Amgen’s Aranesp for Anemia Fails to Help Heart Patients

Amgen Inc. (AMGN)’s anemia drug Aranesp didn’t keep heart failure patients alive longer or out of the hospital, according to the results of a large study that found no new safety issues with the drug.

The trial, begun in 2006, followed 2,278 heart failure patients who also had anemia and received either Aranesp or a placebo. The study didn’t meet its main goal of slowing time to death or hospital admission for worsening heart failure, Thousand Oaks, California-based Amgen said today in a statement.

There were “no new safety findings identified in the study,” Amgen, the world’s largest biotechnology company, said in the statement. Full results from the study will be presented at a future medical meeting, the company said.

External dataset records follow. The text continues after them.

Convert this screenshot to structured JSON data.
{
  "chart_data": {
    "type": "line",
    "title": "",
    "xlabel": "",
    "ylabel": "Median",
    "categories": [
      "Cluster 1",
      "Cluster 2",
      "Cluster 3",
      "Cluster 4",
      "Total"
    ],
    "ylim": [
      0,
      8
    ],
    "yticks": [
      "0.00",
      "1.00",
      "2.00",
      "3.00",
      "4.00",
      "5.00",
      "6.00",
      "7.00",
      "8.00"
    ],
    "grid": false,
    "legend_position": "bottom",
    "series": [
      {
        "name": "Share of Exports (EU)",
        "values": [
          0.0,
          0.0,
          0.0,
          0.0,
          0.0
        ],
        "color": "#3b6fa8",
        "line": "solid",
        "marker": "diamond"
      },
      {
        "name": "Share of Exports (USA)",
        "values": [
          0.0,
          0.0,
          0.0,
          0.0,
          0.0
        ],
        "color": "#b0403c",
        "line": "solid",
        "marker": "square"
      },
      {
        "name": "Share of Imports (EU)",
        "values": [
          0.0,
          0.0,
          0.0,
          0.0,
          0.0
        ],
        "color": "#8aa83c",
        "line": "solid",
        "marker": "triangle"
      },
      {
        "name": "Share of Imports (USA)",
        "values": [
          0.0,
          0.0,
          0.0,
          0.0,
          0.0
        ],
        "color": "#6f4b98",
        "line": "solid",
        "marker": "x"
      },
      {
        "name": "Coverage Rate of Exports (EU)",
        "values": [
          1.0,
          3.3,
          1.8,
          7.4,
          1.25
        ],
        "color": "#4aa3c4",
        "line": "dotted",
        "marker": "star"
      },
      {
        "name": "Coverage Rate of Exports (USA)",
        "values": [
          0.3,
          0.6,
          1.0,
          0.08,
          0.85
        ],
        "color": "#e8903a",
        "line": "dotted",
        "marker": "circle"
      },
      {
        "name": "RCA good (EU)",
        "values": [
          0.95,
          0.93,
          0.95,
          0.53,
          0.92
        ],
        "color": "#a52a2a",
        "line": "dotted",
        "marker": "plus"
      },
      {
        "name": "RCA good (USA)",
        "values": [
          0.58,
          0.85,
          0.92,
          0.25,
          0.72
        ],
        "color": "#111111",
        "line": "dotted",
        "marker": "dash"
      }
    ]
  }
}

Aranesp is approved for treating anemia in kidney disease patients and some cancer patients. It is part of a class of red blood cell stimulating drugs that can increase the risk of death, heart attack, stroke, or tumor progression or recurrence in cancer patients, according to a boxed warning on the drug’s label. The warning about heart risk was added in 2007, Ashleigh Koss, an Amgen spokeswoman, said in an e-mail.

Sales of the drug were $2.3 billion in 2011 after reaching $4.1 billion in 2006.